PUPILS from S1, S5 and S6 burst out from the side door of Clydebank High to the sounds of Scotland the Brave, “ho ho ho” from Santa and applauding teachers.

In the past two years, the school’s Santa Dash has become a fixture to show support for the Beatson and their beloved teacher, Dr Graham Simpson.

But when Graham passed away on December 13 at the age of 57, the dash became a celebration of his life - and the lives his legacy will save.

The chemistry and pastoral care teacher, who received a bone marrow transplant in March 2018, encouraged his pupils to register as potential stem cell donors themselves with the Anthony Nolan Trust.

Now, Graham could be the inspiration that saves more than 100 lives through those youngsters.

Clydebank firefighters, who work with the Trust and campaigned with Graham to sign up donors, visited the school on Thursday to show their support.

Watch commander Iain McCormick said: “Dr Simpson was instrumental in bringing the Scottish Fire and Rescue Service’s partnership with the Anthony Nolan Trust into the school to encourage those aged 16 and over to join the stem cell register, to offer hope to those with blood cancers and other blood disorders.

“He was a gentleman and it was obvious how highly regarded he was by the students. It was at Clydebank we recruited our 10,000th person to the register.

“It will be part of his great legacy.”

Read more: Clydebank High mourns passing of much-loved Dr Graham Simpson at 57

Rev Gregor McIntyre said it was Graham’s openness about his ups and downs since being diagnosed with acute myeloid leukaemia two years ago that encouraged such a response from pupils.

“He will be well remembered,” said Mr McIntyre. “Much was done in his name, but for others, which is always worth doing for the school community.

“The encouragement to care about others is something that will last for years ahead.”

By the time all pupils raced four and a half times around the school on Thursday, £4,000 had already been raised towards the Beatson Cancer Charity.
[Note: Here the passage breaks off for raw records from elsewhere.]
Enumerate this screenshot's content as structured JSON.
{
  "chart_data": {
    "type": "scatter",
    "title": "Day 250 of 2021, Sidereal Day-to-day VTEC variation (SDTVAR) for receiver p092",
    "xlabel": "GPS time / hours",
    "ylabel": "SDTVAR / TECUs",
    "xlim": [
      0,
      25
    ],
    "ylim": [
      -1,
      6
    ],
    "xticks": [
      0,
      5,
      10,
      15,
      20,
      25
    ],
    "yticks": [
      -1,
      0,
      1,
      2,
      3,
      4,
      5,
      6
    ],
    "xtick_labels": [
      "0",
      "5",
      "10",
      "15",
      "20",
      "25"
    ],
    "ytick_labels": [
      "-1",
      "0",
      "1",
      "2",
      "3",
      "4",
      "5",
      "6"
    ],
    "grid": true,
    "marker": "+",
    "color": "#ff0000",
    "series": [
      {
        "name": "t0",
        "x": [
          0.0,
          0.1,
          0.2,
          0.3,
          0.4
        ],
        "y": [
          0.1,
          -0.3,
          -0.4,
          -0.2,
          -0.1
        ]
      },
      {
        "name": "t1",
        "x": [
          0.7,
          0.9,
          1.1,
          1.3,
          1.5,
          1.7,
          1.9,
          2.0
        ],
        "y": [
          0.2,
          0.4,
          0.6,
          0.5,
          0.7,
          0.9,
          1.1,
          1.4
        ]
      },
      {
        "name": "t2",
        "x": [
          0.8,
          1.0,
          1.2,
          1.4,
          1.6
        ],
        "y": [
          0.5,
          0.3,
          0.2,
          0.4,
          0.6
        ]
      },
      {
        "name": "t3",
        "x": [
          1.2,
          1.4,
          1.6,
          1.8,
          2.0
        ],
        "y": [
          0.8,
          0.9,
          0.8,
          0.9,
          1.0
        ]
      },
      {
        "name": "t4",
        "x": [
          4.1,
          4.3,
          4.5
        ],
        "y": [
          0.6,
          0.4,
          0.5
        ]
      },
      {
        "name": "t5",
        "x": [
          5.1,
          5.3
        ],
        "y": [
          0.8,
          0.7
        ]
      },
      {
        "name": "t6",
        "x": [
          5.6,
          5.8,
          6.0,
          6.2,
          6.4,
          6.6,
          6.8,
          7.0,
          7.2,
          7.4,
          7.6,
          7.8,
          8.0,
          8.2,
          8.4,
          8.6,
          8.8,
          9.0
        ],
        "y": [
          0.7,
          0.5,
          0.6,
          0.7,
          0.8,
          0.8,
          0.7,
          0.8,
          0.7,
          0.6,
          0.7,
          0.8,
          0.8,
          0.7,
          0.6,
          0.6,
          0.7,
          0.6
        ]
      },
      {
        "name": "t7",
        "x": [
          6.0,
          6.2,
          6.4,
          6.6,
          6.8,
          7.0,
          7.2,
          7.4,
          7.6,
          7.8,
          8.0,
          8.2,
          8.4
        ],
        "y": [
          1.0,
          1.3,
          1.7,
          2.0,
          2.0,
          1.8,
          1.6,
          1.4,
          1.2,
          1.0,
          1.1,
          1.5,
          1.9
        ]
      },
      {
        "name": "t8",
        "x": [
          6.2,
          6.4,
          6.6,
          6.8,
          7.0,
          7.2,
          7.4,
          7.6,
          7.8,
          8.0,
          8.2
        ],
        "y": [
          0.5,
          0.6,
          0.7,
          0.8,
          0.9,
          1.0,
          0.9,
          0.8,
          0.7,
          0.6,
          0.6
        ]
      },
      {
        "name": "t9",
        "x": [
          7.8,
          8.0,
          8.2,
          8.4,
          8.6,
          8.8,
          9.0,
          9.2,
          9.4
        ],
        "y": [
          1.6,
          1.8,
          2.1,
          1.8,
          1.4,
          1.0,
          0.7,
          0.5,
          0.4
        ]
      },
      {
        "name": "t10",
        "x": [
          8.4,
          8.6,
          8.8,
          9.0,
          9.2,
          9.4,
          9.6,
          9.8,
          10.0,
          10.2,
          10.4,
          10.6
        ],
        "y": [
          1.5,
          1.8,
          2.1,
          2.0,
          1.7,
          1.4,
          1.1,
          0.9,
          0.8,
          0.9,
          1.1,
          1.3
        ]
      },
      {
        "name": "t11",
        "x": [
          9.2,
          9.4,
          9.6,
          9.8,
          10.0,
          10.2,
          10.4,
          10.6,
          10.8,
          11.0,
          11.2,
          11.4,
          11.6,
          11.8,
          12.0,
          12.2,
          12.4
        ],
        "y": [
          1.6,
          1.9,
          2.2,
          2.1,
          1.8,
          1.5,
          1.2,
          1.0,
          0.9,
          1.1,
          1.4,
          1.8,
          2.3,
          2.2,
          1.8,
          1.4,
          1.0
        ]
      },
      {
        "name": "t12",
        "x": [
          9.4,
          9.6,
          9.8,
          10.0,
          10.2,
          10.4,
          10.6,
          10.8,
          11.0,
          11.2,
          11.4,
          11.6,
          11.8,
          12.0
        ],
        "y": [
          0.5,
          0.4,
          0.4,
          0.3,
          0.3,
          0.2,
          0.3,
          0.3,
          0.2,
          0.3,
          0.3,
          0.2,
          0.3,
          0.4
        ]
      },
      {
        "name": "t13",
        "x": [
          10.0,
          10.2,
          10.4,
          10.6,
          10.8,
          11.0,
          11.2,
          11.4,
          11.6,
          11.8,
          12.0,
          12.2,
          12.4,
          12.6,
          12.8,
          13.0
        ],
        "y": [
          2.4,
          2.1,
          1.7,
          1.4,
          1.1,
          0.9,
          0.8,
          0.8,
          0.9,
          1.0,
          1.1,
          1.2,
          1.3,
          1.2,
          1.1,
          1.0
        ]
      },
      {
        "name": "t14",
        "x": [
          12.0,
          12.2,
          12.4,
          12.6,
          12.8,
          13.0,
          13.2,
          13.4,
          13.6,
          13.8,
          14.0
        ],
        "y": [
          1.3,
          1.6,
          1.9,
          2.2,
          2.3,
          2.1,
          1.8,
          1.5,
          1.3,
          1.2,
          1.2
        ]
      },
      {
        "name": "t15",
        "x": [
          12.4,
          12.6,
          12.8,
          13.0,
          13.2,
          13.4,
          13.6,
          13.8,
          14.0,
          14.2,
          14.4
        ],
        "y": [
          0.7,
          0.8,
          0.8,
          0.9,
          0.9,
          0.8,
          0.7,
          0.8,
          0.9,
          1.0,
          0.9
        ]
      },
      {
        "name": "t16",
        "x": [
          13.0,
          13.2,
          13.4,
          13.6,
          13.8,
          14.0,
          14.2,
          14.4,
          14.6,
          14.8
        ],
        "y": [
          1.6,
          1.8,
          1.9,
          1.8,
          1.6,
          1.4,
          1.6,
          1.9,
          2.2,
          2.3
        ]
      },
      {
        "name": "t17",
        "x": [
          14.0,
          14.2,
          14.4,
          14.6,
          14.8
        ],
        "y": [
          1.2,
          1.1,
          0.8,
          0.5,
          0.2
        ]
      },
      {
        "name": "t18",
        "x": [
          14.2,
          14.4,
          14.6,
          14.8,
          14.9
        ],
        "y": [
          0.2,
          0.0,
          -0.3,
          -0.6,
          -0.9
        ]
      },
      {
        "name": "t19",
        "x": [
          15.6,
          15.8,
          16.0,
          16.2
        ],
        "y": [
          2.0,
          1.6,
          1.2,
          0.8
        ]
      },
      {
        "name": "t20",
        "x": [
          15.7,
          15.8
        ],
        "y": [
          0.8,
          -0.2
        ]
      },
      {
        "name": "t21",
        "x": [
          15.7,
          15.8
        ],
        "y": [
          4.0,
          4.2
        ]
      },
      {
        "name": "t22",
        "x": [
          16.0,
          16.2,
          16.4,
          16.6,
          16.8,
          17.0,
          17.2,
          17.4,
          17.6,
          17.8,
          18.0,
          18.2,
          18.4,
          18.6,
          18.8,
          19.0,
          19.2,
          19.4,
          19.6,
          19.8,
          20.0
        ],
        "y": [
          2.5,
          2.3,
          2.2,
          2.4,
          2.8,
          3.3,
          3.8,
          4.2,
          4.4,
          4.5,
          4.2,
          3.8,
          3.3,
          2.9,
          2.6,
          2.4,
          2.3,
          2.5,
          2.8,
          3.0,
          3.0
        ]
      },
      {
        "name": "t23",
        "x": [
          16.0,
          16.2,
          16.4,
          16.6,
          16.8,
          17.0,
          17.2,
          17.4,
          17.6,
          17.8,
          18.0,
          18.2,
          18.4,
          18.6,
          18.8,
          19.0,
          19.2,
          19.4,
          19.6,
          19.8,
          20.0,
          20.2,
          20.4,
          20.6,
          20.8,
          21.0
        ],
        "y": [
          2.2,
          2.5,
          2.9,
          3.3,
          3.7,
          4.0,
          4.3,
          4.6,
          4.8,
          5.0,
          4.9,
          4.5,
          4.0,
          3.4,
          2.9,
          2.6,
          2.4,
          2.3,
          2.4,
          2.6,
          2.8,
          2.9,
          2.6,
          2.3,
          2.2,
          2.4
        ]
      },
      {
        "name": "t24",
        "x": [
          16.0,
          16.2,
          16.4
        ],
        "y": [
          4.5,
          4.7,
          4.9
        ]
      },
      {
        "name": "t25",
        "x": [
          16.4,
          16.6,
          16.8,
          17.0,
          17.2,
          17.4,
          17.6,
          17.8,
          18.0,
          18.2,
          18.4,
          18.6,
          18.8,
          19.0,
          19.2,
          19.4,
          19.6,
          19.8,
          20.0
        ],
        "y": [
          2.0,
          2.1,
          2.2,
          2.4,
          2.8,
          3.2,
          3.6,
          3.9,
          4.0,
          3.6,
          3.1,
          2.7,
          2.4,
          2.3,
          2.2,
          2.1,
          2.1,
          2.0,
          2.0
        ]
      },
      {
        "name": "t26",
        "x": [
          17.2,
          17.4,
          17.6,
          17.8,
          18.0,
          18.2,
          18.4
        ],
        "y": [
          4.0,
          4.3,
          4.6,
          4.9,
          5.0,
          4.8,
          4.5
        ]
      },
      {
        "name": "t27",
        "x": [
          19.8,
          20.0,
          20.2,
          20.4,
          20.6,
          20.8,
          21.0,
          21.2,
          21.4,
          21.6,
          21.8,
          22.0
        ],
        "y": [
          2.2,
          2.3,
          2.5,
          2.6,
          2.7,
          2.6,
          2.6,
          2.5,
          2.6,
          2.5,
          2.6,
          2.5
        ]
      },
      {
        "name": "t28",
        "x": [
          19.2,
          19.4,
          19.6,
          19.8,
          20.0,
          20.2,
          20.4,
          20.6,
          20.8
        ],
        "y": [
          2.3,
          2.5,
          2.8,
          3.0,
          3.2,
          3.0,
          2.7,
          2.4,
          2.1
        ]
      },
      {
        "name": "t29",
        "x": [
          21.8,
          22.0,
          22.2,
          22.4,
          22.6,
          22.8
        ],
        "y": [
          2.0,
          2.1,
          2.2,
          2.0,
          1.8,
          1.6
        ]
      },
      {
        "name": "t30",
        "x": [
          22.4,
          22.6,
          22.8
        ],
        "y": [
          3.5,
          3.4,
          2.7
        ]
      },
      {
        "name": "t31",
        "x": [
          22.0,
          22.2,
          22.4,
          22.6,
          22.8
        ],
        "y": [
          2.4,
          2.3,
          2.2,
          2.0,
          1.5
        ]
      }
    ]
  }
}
Graham - himself a keen runner - was treated at the Beatson and just weeks after his condition was first revealed, pupils started raising funds.
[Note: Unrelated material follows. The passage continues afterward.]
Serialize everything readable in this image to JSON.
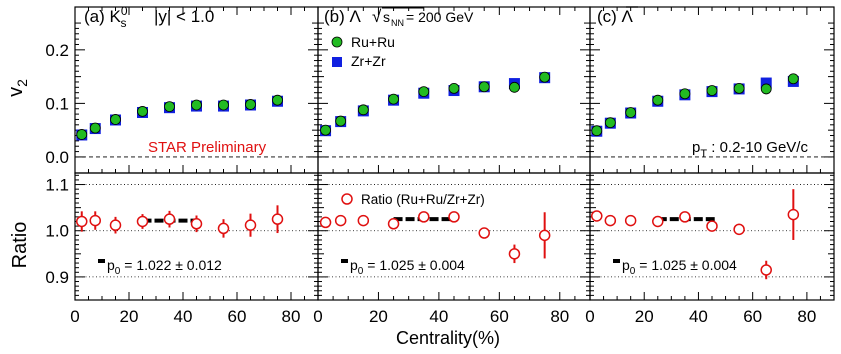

In two years, they have now donated a staggering £34,000 - not including even more collected in buckets last week.

Calum McNair, schools and community engagement fundraiser at the Beatson, said: “Thanks to Clydebank High’s support, the charity is able to continue to make a positive difference to the lives of patients and families affected by cancer.

“Clydebank High continues to shine as a fantastic example of community spirit - something which showcases the impact Dr Simpson had on each and every member of staff and pupil in the school.”

Santa belted out “Rudolph the Red-nosed Reindeer”, “Santa Claus is Coming to Town” and “So This is Christmas” in front of the school as pupils ran past. He then admitted: “Hope nobody is on the nightshift.”

There were plenty of smiles and laughter from staff and youngsters, but the loss of their friend and mentor is deeply felt and just below the surface.

Graham, known as “The Doc”, worked at Clydebank High since 2001 and affected so many lives, particularly his wife Lorraine, depute head at the school.

Sarah McGrory is a youth minister a volunteers at Clydebank. She lost her own husband, Iain, to cancer in January and had since spoken to pupils and was cheering them on as they ran past.

Iain told Sarah: “You’re never truly gone until the last of the lives you touch are gone.”

“These guys were touched by Dr Simpson and they’re going to remember this Santa Dash when they’re older,” Sarah told the Post.

“His life is living on in their memories.”